Cloud computing: Disaster recovery resources on demand
However efficient your disaster recovery planning is, there are still a number of unknowns. You don’t know when you’ll need those extra resources, how many you’ll need, or for how long.
Cloud computing has a number of characteristics that make it easier and cheaper to plan for the unknown aspects of disaster recovery: rapid elasticity; on-demand, self-service resource acquisition; and per-use billing. Taken together they offer a resource-consumption model that makes cloud computing a perfect solution for disaster recovery.
But how do you get there? Virtualisation is the main technology underlying the cloud delivery model. So the first step is to virtualise as many of the elements that make up your disaster recovery plan and infrastructure as possible.
Measuring the ROI of disaster recovery
Virtual machines are a cheaper way to run workloads, this is an accepted reality. Not only do you dramatically lower your server hardware costs, you also reduce the cost of power, cooling and maintenance.
As part of a disaster recovery plan, one virtual machine host can take the place of up to 20 or more traditional standby physical servers. You can eliminate the expensive duplicate infrastructure that data centres used to need, and the burden of keeping backup versions of each make, model and vendor version of all the servers you run.
Replacing all of that with a simple pool of virtual resources immediately reduces the cost of your disaster recovery plan. But infrastructure isn’t the only thing that costs money, time costs too. Virtualisation saves you time by reducing the overhead and labour associated with older backup and recovery-based protection approaches. With virtual machines, everything from day-to-day maintenance to recovery and testing, can be as simple as a few clicks of a mouse.
Planning and testing for greater confidence
When was the last time you tested your ability to restore a workload? How many did you test? And what fraction of your total workloads was that? If organising the testing is simply too challenging, the risk is that it never gets done.
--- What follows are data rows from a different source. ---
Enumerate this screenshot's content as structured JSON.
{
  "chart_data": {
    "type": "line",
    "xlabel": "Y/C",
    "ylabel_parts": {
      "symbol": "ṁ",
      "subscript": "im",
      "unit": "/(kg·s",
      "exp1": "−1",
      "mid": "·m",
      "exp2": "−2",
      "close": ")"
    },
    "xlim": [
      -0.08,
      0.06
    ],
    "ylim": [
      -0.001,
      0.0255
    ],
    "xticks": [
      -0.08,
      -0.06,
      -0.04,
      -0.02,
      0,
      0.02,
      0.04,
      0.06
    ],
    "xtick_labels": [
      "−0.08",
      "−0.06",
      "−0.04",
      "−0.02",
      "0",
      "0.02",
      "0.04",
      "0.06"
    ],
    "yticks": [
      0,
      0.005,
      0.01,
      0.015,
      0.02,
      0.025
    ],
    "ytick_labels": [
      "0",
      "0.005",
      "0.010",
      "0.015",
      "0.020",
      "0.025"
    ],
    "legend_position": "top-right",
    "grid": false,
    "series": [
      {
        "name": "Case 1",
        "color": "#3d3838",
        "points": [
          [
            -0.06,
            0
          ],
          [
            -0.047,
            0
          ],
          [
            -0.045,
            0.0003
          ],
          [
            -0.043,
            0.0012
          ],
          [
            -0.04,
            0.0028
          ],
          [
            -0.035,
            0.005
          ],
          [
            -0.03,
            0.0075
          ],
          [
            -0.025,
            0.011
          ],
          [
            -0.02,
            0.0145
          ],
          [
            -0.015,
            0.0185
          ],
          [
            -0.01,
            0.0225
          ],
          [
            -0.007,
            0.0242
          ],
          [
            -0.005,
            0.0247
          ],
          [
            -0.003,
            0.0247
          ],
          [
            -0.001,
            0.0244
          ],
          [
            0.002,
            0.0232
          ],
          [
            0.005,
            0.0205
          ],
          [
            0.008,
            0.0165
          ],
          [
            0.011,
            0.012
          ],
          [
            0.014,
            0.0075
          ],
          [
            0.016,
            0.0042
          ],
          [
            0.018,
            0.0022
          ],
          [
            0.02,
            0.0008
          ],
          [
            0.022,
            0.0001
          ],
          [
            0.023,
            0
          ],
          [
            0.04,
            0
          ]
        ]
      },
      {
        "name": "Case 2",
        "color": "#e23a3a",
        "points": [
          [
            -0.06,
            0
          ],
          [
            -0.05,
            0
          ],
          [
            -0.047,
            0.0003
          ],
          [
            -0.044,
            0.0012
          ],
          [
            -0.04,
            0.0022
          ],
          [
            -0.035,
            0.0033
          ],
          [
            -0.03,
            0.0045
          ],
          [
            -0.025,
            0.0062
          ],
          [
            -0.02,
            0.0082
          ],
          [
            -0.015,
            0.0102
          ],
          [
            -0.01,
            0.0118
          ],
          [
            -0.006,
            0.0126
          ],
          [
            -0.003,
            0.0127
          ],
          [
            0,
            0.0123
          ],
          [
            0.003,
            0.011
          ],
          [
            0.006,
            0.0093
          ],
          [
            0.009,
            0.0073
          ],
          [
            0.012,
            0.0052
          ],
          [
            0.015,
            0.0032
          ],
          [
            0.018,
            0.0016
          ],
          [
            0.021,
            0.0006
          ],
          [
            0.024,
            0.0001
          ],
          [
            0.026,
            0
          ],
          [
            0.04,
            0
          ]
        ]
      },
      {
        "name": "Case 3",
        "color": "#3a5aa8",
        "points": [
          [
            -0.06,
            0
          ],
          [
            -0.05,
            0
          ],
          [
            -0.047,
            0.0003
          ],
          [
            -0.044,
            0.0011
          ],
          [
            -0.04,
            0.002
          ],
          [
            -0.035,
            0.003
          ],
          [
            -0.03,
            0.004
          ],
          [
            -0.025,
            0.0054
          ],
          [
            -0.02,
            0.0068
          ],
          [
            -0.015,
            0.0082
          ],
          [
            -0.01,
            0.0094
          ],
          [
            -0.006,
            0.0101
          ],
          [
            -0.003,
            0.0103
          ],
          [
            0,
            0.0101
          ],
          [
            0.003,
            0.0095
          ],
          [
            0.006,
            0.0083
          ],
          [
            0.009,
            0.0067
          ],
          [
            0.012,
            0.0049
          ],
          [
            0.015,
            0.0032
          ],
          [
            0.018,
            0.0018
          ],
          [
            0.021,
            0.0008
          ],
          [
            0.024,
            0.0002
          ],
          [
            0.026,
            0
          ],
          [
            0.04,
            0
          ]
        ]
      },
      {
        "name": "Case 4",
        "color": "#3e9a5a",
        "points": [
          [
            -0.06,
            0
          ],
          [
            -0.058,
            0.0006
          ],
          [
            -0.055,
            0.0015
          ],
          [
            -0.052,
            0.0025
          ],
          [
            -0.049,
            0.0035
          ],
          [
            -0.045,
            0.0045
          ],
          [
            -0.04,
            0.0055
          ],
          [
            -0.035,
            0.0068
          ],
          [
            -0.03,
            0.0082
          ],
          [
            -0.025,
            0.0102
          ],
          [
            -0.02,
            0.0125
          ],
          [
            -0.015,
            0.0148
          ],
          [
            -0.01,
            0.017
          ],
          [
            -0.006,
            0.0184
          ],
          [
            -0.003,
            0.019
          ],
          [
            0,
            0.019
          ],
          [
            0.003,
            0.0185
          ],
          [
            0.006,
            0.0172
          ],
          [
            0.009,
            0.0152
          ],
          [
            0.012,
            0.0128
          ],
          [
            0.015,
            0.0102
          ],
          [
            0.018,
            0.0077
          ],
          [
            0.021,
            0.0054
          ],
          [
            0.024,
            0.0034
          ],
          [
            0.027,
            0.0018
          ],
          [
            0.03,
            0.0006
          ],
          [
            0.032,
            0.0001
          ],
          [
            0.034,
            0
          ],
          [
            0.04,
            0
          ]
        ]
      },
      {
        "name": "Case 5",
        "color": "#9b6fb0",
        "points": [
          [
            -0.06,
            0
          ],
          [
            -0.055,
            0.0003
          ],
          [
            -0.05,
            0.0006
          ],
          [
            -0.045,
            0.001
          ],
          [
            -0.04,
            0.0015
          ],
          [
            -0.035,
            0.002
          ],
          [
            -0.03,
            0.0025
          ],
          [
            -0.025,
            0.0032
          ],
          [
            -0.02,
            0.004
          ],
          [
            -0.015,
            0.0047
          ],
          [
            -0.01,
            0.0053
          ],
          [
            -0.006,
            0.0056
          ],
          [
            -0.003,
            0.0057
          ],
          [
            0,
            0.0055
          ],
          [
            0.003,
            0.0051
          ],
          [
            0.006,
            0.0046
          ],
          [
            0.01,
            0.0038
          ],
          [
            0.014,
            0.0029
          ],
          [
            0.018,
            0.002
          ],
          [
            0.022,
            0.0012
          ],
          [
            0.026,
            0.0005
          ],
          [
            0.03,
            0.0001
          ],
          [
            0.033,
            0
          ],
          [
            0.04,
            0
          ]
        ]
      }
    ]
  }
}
But lack of adequate testing leads to lack of confidence. How can you be sure your plans will work? How can you publish and guarantee service levels without an accurate prediction of what a worst-case scenario will look like? Ambiguous service levels, such as ‘one or two days’, are no longer acceptable.
Virtualisation makes testing much more straightforward by eliminating the issues associated with a bare-metal restore. You don’t need to match hardware or go through multiple steps to get a test server up and running. You simply select the virtual machines you want to test, create copies of them, and power them on—with no disruption to your production processes.
The ability to run frequent disaster recovery tests lets you accurately measure the time you expect to take to recover workloads when needed. Instead of hoping that you can recover from an outage in a day or two, now you can guarantee an accurate recovery time objective (RTO).
This can even be a competitive advantage for your company. People want to know that you can help them get back to routine as quickly as possible after a disaster. Your customers’ confidence in your organisation will get a huge boost when you publish service levels that you’re confident about.